Pediatric Gastroenterology Institute, Shaare Zedek Medical Center, Jerusalem, Israel.
J Inherit Metab Dis. 2016 Sep;39(5):689-695. doi: 10.1007/s10545-016-9956-7. Epub 2016 Jul 1.
Transient infantile hypertriglyceridemia (HTGT1; OMIM #614480) is a rare autosomal recessive disorder, which manifests in early infancy with transient hypertriglyceridemia, hepatomegaly, elevated liver enzymes, persistent fatty liver and hepatic fibrosis. This rare clinical entity is caused by inactivating mutations in the GPD1 gene, which encodes the cytosolic isoform of glycerol-3-phosphate dehydrogenase. Here we report on four patients from three unrelated families of diverse ethnic origins, who presented with hepatomegaly, liver steatosis, hypertriglyceridemia, with or without fasting ketotic hypoglycemia. Whole exome sequencing revealed the affected individuals to harbor deleterious biallelic mutations in the GPD1 gene, including the previously undescribed c.806G > A (p.Arg269Gln) and c.640T > C (p.Cys214Arg) mutations. The clinical features in three of our patients showed several differences compared to the original reports. One subject presented with recurrent episodes of fasting hypoglycemia along with hepatomegaly, hypetriglyceridemia, and elevated liver enzymes; the second showed a severe liver disease, with intrahepatic cholestasis associated with kidney involvement; finally, the third presented persistent hypertriglyceridemia at the age of 30 years. These findings expand the current knowledge of this rare disorder, both with regard to the phenotype and molecular basis. The enlarged phenotypic spectrum of glycerol-3-phosphate dehydrogenase 1 deficiency can mimic other inborn errors of metabolism with liver involvement and should alert clinicians to recognize this entity by considering GPD1 mutations in appropriate clinical settings.
短暂性婴儿高甘油三酯血症(HTGT1;OMIM #614480)是一种罕见的常染色体隐性疾病,在婴儿早期表现为短暂性高甘油三酯血症、肝肿大、肝酶升高、持续性脂肪肝和肝纤维化。这种罕见的临床病症是由GPD1基因的失活突变引起的,该基因编码甘油-3-磷酸脱氢酶的胞质异构体。在此,我们报告了来自三个不同种族的无关家庭的四名患者,他们表现为肝肿大、肝脂肪变性、高甘油三酯血症,伴有或不伴有空腹酮症性低血糖。

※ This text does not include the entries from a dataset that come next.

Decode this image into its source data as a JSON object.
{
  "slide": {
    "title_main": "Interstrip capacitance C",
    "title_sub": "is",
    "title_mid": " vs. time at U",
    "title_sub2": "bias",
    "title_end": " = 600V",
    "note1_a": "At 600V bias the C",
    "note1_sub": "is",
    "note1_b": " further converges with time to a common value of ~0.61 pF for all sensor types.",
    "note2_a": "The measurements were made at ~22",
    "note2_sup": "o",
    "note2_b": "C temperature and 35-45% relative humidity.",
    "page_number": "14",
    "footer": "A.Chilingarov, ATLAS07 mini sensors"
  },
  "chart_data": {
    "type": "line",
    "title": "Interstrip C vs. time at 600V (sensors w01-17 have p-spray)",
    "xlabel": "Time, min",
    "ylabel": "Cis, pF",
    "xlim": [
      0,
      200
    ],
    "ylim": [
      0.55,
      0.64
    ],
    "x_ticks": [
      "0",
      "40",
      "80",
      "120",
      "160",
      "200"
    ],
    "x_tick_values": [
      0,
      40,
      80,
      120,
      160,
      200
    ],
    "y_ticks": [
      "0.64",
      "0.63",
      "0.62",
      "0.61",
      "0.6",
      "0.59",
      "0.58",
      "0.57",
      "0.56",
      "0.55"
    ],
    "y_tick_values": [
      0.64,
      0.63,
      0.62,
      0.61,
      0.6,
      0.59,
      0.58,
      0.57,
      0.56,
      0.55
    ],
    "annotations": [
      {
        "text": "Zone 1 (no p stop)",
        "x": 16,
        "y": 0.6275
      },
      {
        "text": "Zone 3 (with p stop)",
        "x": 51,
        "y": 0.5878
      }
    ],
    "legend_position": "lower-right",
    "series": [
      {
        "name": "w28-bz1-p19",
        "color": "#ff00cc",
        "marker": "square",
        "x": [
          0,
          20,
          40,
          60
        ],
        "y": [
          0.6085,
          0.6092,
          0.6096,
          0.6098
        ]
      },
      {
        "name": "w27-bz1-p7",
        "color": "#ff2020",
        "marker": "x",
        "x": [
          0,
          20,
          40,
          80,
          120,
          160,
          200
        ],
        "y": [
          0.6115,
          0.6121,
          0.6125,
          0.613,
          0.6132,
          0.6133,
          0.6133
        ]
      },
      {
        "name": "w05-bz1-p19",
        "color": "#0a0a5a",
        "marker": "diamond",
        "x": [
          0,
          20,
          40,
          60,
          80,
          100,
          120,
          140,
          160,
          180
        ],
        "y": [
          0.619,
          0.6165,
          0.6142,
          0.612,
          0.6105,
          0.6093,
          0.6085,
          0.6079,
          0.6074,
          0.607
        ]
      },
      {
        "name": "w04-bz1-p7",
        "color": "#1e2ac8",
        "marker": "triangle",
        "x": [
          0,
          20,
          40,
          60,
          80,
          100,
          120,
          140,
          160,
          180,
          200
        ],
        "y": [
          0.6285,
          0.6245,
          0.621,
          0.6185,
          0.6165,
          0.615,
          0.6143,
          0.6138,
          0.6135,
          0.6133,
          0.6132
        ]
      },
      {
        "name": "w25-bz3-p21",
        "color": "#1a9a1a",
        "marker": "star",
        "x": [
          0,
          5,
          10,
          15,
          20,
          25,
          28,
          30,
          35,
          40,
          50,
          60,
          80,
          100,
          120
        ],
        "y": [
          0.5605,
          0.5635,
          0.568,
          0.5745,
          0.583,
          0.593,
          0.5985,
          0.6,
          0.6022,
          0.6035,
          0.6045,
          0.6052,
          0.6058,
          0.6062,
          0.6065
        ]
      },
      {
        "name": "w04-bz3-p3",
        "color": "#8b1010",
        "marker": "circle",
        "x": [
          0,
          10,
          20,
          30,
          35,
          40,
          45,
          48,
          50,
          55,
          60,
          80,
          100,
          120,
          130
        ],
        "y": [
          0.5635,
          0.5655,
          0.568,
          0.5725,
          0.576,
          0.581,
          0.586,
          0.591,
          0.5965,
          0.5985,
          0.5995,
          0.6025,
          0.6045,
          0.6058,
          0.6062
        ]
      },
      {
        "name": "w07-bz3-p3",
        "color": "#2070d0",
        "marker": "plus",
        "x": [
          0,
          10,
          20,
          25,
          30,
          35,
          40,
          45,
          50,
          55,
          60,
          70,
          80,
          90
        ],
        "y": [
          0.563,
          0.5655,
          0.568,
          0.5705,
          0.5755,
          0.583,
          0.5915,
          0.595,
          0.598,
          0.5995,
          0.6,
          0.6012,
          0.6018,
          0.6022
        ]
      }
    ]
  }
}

全外显子组测序显示,这些受影响的个体在GPD1基因中携带有害的双等位基因突变,包括先前未描述的c.806G>A(p.Arg269Gln)和c.640T>C(p.Cys214Arg)突变。我们三名患者的临床特征与最初的报告相比有一些差异。一名患者出现反复的空腹低血糖发作,同时伴有肝肿大、高甘油三酯血症和肝酶升高;第二名患者表现为严重的肝脏疾病,伴有肝内胆汁淤积并累及肾脏;最后,第三名患者在30岁时出现持续性高甘油三酯血症。这些发现扩展了我们目前对这种罕见疾病在表型和分子基础方面的认识。甘油-3-磷酸脱氢酶1缺乏症扩大的表型谱可模仿其他累及肝脏的先天性代谢缺陷,临床医生在适当的临床情况下应考虑GPD1突变,以识别这一病症。